07 December 2008

Processing Oolong

In preparation for my trip to Asia this winter, I'm reading as much as I can about the processing of Oolong.  The basics are in many tea books, English and Chinese, but I want to get into the nitty-gritty of it from people that have actually done it before.  Particularly difficult to find are first-person accounts of processing written in English that can be easily-shared on this blog.

I came across a pretty detailed account of Baozhong processing on the blog for Red Circle Tea based in San Francisco.  You may read more about the processing for Baozhong here:

           Red Circle's Baozhong Processing Feature

The first oolong I've ever seen produced was Taiwanese Tieguanyin.  Before I can start making it with the masters, though, I'll begin with Four Seasons Tea this winter.  It's a light roast that shouldn't take more than a day to complete after the tea leaves have been oxidized.

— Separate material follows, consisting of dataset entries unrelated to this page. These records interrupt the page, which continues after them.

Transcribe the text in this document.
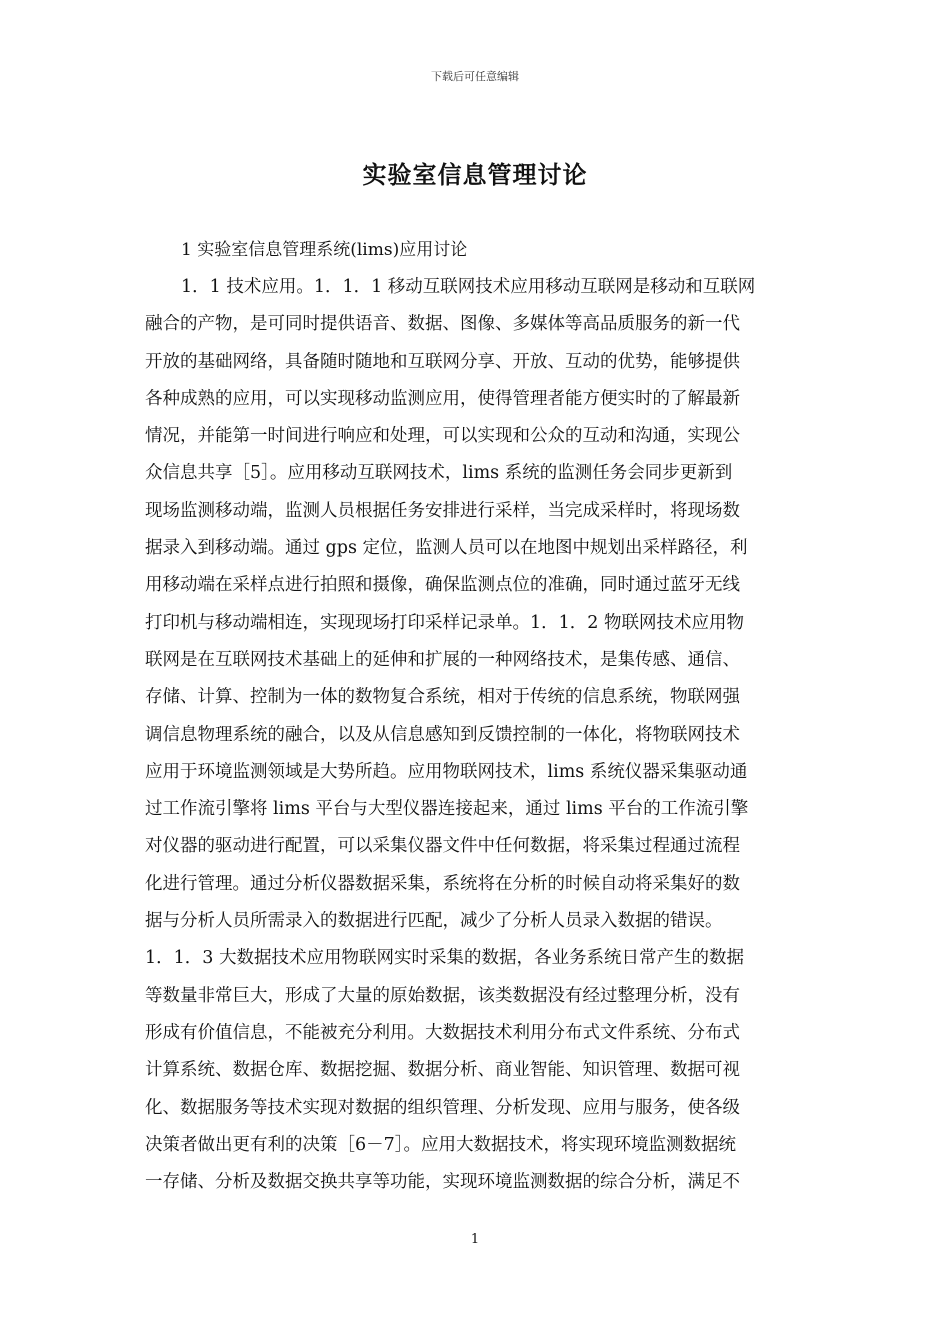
下载后可任意编辑
实验室信息管理讨论
1 实验室信息管理系统(lims)应用讨论
1．1 技术应用。1．1．1 移动互联网技术应用移动互联网是移动和互联网
融合的产物，是可同时提供语音、数据、图像、多媒体等高品质服务的新一代
开放的基础网络，具备随时随地和互联网分享、开放、互动的优势，能够提供
各种成熟的应用，可以实现移动监测应用，使得管理者能方便实时的了解最新
情况，并能第一时间进行响应和处理，可以实现和公众的互动和沟通，实现公
众信息共享［5］。应用移动互联网技术，lims 系统的监测任务会同步更新到
现场监测移动端，监测人员根据任务安排进行采样，当完成采样时，将现场数
据录入到移动端。通过 gps 定位，监测人员可以在地图中规划出采样路径，利
用移动端在采样点进行拍照和摄像，确保监测点位的准确，同时通过蓝牙无线
打印机与移动端相连，实现现场打印采样记录单。1．1．2 物联网技术应用物
联网是在互联网技术基础上的延伸和扩展的一种网络技术，是集传感、通信、
存储、计算、控制为一体的数物复合系统，相对于传统的信息系统，物联网强
调信息物理系统的融合，以及从信息感知到反馈控制的一体化，将物联网技术
应用于环境监测领域是大势所趋。应用物联网技术，lims 系统仪器采集驱动通
过工作流引擎将 lims 平台与大型仪器连接起来，通过 lims 平台的工作流引擎
对仪器的驱动进行配置，可以采集仪器文件中任何数据，将采集过程通过流程
化进行管理。通过分析仪器数据采集，系统将在分析的时候自动将采集好的数
据与分析人员所需录入的数据进行匹配，减少了分析人员录入数据的错误。
1．1．3 大数据技术应用物联网实时采集的数据，各业务系统日常产生的数据
等数量非常巨大，形成了大量的原始数据，该类数据没有经过整理分析，没有
形成有价值信息，不能被充分利用。大数据技术利用分布式文件系统、分布式
计算系统、数据仓库、数据挖掘、数据分析、商业智能、知识管理、数据可视
化、数据服务等技术实现对数据的组织管理、分析发现、应用与服务，使各级
决策者做出更有利的决策［6－7］。应用大数据技术，将实现环境监测数据统
一存储、分析及数据交换共享等功能，实现环境监测数据的综合分析，满足不
1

                  dong ding tasting

Baozhong tea is one that used to be among my favorites.  It has, over the last decade though, gotten greener and less oxidized, to the point that I find it too fresh and green for an oolong.  The prize-winning Baozhongs are exceptionally green and fresh - the leaves are a beautiful jade color and the tea liquid infuses into a light brew with a greenish hue.  This is the trend and the experts and consumers seem to enjoy it.  However, Floating Leaves' Baozhong farmer prefers a more oxidized and roasted Baozhong himself and will agree to make a special batch of it if so requested.  The only problem is that he has quite a large minimum order for production.  I hope that maybe a few teahouses can get together and split the minimum order so that I can taste the wonderful, full-bodied Baozhong that I used to love.